In the Middle Ages section i'd run into these two little chests. Originally from the 1500's, only recently I'd made one in a class with Bill Robertson. Just like Josje and Elga have posted about them. It's really nice to see where the prototype that Bill had made derived from. I do believe his one was modeled after a chest from Boston (?) but non the less, museum pieces can be such an inspiration to make replica's of in miniature :)
But the best of the day was saved till last. Also in the basement of the museum that's dedicated to the middle ages. Not only were there these little ivory chest, I also stumbled into two artifacts i'd known about for quite some time and hoped i would see on display & for real; spherical & carved types of gaud also known as rosary bead or prayer nut.

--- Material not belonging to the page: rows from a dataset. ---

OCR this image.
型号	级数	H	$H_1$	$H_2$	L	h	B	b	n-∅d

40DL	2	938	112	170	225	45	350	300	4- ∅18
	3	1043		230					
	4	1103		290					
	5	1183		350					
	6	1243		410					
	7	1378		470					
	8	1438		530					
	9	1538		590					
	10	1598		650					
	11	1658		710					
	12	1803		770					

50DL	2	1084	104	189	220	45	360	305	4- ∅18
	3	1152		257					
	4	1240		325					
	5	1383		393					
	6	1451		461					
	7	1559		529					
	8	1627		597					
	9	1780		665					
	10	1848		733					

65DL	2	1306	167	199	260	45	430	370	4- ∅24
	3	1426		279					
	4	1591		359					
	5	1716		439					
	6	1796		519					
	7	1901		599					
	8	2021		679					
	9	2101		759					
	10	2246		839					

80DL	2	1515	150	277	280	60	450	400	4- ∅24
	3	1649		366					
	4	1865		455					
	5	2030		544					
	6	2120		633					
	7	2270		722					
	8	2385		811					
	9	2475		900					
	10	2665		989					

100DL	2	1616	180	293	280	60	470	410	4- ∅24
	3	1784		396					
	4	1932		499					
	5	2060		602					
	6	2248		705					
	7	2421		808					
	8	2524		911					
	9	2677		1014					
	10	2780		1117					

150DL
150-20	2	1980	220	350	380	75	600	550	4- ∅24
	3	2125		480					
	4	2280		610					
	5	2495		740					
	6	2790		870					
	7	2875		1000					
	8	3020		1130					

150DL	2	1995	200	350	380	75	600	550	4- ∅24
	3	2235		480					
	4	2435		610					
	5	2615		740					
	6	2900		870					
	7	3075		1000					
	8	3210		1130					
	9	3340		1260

This tiny boxwood ball was incredibly finely carved. It's called a 'prayer nut', intended to be hung from the belt or a rosary, and was meant as an aid to prayer. In my studies i'd already read lots about them and found a cool little video that the Art GAllery of Ontario had put up. They've done intensive research on a different one by the same maker; Adam Theodrici, or also called Adam Dirckz.
There was another one from his hand on display. Many of the great museums around the world seem to have examples of these tiny devotion attributes. Miniaturizing was popular in those days and fortunately many have survived the more 500 years that lay between back when they were made and today.
I could do a complete post about these beads, let me just say that they were the high light of my visit to the Rijks Museum. But the museum is packed with many many more great pieces of art that deserve more attention, so I'll definitely go back soon!